A record 12 percent of homeowners with a mortgage were behind on their payments in the first quarter, the Mortgage Bankers Association said Thursday. And the trend is predicted to continue until the end of next year, about six months after unemployment is expected to peak.
The genesis of the recession — risky adjustable-rate loans made to borrowers with bad credit — remains a significant factor in foreclosures. Today, almost half of all subprime ARMs are past due or in foreclosure. In Florida, New Jersey and New York the number is above 55 percent.
When those borrowers started defaulting in droves in late 2006, it forced dozens of lenders out of business and sparked a credit crisis in the summer of 2007. Businesses nationwide couldn't get short-term loans to finance new orders or even cover their payrolls.
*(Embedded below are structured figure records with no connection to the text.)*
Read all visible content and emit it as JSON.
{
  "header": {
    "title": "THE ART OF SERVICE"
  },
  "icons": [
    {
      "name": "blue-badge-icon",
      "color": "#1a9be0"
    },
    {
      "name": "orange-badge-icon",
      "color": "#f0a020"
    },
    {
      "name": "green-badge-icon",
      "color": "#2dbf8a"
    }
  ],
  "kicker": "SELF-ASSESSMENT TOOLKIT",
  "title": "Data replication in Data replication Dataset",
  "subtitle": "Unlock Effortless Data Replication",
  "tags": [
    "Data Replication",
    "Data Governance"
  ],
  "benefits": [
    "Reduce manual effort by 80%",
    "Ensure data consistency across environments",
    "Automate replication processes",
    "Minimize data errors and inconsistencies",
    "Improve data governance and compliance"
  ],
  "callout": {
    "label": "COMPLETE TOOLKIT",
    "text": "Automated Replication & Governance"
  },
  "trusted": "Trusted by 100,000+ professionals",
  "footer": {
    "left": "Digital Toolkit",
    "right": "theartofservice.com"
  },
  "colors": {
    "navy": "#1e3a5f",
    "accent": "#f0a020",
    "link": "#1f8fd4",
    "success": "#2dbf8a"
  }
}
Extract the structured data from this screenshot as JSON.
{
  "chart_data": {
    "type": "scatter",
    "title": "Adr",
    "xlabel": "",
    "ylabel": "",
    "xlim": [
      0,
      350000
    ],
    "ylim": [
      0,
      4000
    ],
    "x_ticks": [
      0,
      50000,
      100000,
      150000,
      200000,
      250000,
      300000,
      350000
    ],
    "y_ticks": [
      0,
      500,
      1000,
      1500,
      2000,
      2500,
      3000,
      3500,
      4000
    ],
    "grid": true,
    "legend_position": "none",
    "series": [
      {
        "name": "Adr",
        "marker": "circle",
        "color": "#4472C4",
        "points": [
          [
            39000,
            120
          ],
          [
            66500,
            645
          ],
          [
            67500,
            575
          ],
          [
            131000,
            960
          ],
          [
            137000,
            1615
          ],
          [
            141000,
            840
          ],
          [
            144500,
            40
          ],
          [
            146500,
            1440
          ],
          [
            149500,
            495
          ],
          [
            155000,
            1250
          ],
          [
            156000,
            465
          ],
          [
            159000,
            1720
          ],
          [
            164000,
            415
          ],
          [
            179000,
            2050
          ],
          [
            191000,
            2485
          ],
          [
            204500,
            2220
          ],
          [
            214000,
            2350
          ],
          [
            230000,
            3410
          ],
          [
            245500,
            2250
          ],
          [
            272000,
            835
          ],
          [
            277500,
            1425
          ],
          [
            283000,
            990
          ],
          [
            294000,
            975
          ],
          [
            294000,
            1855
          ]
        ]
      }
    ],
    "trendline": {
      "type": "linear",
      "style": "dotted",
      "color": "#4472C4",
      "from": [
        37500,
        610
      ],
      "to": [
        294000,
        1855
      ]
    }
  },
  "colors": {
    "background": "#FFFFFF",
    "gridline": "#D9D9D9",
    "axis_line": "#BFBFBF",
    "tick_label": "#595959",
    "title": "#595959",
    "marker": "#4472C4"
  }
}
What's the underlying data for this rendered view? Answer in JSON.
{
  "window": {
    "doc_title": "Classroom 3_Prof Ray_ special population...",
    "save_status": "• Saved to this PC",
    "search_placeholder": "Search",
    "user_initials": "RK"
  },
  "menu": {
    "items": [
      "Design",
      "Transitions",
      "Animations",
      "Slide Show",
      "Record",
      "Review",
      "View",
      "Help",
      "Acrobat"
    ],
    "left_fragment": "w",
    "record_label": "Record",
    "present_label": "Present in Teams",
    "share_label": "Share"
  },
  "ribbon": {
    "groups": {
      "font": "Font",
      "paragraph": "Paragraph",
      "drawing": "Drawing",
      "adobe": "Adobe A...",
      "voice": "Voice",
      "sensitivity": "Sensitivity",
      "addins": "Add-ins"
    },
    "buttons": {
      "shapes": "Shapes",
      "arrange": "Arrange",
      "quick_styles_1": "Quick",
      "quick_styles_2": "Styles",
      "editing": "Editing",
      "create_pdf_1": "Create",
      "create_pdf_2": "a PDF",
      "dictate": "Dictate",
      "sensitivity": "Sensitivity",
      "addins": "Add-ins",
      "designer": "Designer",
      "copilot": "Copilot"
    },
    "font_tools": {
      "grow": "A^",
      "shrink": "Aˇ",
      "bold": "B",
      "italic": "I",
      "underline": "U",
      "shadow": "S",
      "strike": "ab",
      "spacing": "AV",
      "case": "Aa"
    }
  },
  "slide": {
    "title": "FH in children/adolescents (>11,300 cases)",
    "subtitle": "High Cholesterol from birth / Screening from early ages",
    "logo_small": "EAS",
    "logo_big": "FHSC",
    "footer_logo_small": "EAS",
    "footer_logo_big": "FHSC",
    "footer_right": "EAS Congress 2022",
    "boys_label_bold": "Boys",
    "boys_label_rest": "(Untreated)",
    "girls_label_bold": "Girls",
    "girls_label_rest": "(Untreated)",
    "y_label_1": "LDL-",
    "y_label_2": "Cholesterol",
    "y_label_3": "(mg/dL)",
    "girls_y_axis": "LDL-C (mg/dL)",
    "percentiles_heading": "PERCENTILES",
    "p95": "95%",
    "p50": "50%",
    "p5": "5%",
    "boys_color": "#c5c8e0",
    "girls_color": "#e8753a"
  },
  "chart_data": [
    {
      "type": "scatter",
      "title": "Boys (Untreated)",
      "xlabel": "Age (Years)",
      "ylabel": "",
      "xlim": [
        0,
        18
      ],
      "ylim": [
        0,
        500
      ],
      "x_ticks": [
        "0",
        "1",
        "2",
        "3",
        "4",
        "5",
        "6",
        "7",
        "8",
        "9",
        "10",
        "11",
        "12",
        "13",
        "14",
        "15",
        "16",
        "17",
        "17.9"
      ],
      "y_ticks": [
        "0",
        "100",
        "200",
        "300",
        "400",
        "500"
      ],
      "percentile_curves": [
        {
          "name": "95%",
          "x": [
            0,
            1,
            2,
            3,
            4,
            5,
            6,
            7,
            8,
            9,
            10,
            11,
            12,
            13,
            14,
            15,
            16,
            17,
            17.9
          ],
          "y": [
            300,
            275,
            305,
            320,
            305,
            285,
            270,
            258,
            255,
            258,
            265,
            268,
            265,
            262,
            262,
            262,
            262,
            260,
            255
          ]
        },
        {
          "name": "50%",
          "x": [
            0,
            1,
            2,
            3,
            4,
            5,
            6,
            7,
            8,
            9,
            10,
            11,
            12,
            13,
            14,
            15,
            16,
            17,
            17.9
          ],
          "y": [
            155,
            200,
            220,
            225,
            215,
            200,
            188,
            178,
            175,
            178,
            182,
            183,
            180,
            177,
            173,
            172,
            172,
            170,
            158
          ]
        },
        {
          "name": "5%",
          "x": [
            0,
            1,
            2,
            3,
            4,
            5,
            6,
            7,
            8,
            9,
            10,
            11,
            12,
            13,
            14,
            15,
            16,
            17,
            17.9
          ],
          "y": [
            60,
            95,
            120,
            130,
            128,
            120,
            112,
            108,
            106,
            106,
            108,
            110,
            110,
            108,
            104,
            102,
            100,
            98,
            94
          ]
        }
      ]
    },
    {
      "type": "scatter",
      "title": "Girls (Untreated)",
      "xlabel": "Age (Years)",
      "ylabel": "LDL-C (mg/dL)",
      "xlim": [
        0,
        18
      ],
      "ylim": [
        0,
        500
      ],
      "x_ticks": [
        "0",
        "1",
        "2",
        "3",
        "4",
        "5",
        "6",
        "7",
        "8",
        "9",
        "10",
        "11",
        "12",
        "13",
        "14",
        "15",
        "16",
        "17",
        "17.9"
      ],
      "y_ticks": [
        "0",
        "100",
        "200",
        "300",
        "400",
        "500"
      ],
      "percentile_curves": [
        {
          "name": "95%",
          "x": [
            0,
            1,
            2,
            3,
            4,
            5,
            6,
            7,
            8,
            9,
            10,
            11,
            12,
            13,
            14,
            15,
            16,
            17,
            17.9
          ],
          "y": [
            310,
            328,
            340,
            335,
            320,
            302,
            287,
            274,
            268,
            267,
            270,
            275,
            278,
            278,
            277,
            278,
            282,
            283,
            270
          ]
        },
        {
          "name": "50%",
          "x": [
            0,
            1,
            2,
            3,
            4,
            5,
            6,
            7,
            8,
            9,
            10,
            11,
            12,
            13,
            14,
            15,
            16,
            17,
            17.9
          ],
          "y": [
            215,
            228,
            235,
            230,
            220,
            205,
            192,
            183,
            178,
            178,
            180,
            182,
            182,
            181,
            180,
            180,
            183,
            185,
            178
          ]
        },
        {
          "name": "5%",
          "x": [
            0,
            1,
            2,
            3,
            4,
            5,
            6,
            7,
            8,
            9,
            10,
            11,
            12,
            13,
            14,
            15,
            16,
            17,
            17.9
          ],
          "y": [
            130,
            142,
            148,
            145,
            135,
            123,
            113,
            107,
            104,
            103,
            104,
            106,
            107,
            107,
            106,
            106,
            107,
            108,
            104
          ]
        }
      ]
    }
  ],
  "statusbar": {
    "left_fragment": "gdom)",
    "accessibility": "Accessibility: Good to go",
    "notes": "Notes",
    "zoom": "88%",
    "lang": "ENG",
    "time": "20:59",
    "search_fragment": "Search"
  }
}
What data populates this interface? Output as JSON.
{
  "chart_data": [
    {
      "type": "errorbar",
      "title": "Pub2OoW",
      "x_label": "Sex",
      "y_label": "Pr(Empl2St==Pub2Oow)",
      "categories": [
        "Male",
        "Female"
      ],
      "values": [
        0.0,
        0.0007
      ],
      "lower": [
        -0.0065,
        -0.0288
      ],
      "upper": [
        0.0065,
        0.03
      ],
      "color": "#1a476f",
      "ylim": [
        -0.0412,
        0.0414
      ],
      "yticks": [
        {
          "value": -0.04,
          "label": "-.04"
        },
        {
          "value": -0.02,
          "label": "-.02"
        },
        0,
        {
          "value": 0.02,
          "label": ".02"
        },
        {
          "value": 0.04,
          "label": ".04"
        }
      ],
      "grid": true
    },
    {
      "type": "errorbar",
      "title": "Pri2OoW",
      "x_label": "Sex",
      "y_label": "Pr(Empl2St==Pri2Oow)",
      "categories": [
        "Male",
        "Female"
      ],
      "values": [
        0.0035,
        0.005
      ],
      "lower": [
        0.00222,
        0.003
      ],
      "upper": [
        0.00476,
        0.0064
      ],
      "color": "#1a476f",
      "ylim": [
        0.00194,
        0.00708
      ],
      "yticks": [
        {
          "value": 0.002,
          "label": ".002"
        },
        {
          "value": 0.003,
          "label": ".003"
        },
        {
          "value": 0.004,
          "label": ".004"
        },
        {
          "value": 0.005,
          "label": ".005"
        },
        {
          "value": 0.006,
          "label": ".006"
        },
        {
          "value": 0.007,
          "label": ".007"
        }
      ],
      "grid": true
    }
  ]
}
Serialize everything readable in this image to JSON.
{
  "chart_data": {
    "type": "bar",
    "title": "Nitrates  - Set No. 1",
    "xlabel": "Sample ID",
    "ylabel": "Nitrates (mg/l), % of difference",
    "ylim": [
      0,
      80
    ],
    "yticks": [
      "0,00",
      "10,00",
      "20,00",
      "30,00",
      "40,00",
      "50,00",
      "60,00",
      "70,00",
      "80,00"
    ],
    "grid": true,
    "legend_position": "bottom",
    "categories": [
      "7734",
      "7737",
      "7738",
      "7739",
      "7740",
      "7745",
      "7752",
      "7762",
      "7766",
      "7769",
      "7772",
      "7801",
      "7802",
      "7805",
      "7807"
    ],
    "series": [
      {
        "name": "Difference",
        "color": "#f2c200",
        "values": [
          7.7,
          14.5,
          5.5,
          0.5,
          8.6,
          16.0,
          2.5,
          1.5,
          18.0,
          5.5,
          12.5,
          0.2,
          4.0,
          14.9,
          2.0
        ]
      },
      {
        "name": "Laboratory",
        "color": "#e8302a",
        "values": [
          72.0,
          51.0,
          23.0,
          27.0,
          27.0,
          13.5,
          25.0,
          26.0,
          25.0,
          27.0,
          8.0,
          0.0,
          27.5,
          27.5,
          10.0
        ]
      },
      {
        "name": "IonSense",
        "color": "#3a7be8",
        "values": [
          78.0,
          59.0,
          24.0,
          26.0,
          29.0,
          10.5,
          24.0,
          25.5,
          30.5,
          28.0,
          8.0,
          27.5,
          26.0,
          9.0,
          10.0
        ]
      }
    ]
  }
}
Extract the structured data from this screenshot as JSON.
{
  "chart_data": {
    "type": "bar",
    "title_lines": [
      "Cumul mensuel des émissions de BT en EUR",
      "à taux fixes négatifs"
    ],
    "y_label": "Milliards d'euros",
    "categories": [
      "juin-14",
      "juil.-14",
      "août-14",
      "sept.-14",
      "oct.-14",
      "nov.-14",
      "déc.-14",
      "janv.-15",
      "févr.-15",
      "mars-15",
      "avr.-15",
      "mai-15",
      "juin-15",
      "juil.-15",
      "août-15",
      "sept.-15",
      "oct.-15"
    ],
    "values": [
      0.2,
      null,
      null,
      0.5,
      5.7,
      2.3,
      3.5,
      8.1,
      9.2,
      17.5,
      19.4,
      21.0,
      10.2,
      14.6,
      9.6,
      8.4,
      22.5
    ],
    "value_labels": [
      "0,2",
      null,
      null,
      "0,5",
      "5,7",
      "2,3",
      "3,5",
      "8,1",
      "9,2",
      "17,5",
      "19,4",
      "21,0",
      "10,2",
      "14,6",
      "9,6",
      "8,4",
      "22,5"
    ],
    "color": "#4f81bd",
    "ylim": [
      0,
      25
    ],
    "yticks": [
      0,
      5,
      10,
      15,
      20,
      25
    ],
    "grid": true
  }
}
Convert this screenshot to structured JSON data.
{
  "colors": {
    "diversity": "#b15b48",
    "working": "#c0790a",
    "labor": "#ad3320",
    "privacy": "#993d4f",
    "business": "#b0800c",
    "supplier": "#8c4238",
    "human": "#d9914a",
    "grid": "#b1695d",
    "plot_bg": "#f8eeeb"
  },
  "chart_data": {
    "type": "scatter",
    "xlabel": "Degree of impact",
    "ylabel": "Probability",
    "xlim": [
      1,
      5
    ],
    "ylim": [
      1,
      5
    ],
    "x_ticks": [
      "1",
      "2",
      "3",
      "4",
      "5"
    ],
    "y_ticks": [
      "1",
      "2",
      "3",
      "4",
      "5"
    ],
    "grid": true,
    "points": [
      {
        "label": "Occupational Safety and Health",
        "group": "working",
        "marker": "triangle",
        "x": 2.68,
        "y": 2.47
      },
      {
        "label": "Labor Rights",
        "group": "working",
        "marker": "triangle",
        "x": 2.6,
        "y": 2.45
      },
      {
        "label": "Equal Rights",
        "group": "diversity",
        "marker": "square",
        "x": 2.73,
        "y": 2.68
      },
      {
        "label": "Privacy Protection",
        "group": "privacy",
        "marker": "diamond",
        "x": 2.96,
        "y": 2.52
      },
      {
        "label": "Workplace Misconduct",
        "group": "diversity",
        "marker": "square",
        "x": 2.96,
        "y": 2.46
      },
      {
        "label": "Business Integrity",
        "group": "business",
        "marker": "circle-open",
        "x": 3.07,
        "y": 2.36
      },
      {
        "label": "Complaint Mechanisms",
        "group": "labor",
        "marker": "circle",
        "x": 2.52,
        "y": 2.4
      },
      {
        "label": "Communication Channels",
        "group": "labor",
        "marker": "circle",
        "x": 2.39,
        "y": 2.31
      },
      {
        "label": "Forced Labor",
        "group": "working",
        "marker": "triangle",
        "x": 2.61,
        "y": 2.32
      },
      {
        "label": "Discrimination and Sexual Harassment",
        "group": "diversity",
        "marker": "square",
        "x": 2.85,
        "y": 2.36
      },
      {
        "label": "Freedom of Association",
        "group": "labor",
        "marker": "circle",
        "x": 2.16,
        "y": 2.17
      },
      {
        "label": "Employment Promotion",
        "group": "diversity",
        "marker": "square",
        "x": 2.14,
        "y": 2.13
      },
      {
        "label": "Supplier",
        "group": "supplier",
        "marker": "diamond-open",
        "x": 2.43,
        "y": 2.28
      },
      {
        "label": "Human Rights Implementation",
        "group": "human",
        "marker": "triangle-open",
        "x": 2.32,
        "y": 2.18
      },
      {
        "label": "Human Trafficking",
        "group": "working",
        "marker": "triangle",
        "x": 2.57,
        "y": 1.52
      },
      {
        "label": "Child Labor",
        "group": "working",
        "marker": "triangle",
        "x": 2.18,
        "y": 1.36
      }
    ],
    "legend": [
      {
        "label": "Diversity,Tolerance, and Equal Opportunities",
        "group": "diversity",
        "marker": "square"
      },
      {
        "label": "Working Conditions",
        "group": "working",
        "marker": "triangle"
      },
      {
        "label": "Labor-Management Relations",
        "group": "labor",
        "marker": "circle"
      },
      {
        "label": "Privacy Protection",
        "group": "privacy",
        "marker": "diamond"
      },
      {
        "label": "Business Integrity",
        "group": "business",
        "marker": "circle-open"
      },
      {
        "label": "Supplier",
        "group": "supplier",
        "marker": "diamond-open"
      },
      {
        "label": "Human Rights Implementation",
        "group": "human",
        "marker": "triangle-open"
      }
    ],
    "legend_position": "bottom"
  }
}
Economic production began shrinking at the end of 2007 in what has become the longest recession in the United States since World War II.
The impact has now filtered out, consuming homeowners who until recently had a good track record of paying their bills on time. Nearly 6 percent of these prime borrowers with fixed-rate mortgages were past due or in foreclosure, nearly doubling in the last year.
"These (borrowers) are the best of the best out there," said real estate analyst Mike Larson with Weiss Research. "Clearly, borrowers far and wide are getting hit by this."
The worst of the trouble continues to be focused in California, Nevada, Arizona and Florida, which accounted for 46 percent of new foreclosures in the country and reported the worst delinquency and foreclosure rates on prime fixed-rate loans. The four have suffered massive job cuts in the housing industry. There were no signs of improvement.